Wednesday, August 1, 2018

Emilia-Romagna Journal: Castello di Tabiano

prosciutto at Gallo d"Oro (photograph by Hallie Cohen)
Emilia-Romagna has the best prosciutto in the world and one of the best restaurants of the region is Angiol d' Or in Parma. Try the zucchini flowers, the incomparable spaghetti carbonara served with a yolk of an egg that’s still intact when it's brought to your plate and then finish up with a crispy leg of pork. After that you might want to wander across the square of the Duomo with its pillared Moorish architecture to the famed Teatro Farnese, if only to take a peek inside its wooded interior.

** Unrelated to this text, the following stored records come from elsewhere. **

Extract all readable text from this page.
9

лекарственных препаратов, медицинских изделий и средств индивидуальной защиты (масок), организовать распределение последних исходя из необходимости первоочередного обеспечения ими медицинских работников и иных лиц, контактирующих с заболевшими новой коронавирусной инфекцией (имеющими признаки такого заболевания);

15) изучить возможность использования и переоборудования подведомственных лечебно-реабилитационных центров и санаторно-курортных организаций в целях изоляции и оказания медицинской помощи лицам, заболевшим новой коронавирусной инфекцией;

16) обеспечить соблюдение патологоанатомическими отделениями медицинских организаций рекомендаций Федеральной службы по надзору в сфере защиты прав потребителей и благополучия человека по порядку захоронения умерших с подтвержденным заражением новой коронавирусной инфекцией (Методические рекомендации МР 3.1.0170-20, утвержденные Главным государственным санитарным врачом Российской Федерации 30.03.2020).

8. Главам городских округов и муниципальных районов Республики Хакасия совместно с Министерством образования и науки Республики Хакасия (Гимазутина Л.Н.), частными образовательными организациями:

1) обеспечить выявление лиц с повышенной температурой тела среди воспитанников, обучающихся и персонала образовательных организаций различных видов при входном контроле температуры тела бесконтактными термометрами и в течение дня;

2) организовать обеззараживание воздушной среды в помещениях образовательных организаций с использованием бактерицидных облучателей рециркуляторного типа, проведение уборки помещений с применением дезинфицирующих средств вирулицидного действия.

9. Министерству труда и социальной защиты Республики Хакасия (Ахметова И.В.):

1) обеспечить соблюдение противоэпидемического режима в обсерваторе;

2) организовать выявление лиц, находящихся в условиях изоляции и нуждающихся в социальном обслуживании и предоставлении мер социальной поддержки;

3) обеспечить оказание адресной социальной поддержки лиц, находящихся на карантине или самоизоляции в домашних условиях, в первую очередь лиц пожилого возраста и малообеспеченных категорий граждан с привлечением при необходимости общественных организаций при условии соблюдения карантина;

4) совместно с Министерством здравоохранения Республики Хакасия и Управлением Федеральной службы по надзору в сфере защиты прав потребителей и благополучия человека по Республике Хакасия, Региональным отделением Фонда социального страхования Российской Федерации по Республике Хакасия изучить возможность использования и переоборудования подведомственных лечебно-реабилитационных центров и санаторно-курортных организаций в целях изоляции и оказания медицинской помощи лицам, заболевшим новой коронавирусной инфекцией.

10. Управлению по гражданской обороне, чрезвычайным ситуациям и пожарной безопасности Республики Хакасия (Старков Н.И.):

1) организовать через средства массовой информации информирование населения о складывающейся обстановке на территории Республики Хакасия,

Journeying into the countryside, perhaps making your way toward the Po Valley and Mantua you might stop at Castello di Tabiano, a dazzling romantic resort on a mountain top which overlooks Parma and Fidenza and has a storied history of its own. Originally built as a fortress by the Pallavicinos in the 12thcentury, it was turned into a castle in 1877 by the Corazza family. The story gets more complicated from a culinary point of view since one of the Corazzas married the daughter of Carlo Gatti, aka the "Ice King." Ice and ice cream require salt and the nearby Salsomaggiore was famous for its salt baths (the word salary incidentally comes from salt, if that's any help). Parmesan cheese and wine became two of the major products made at the Tabiano castle and the smell of the cheese still permeates the basement area even though a new generation of Corazzas has devoted their energies to tourism.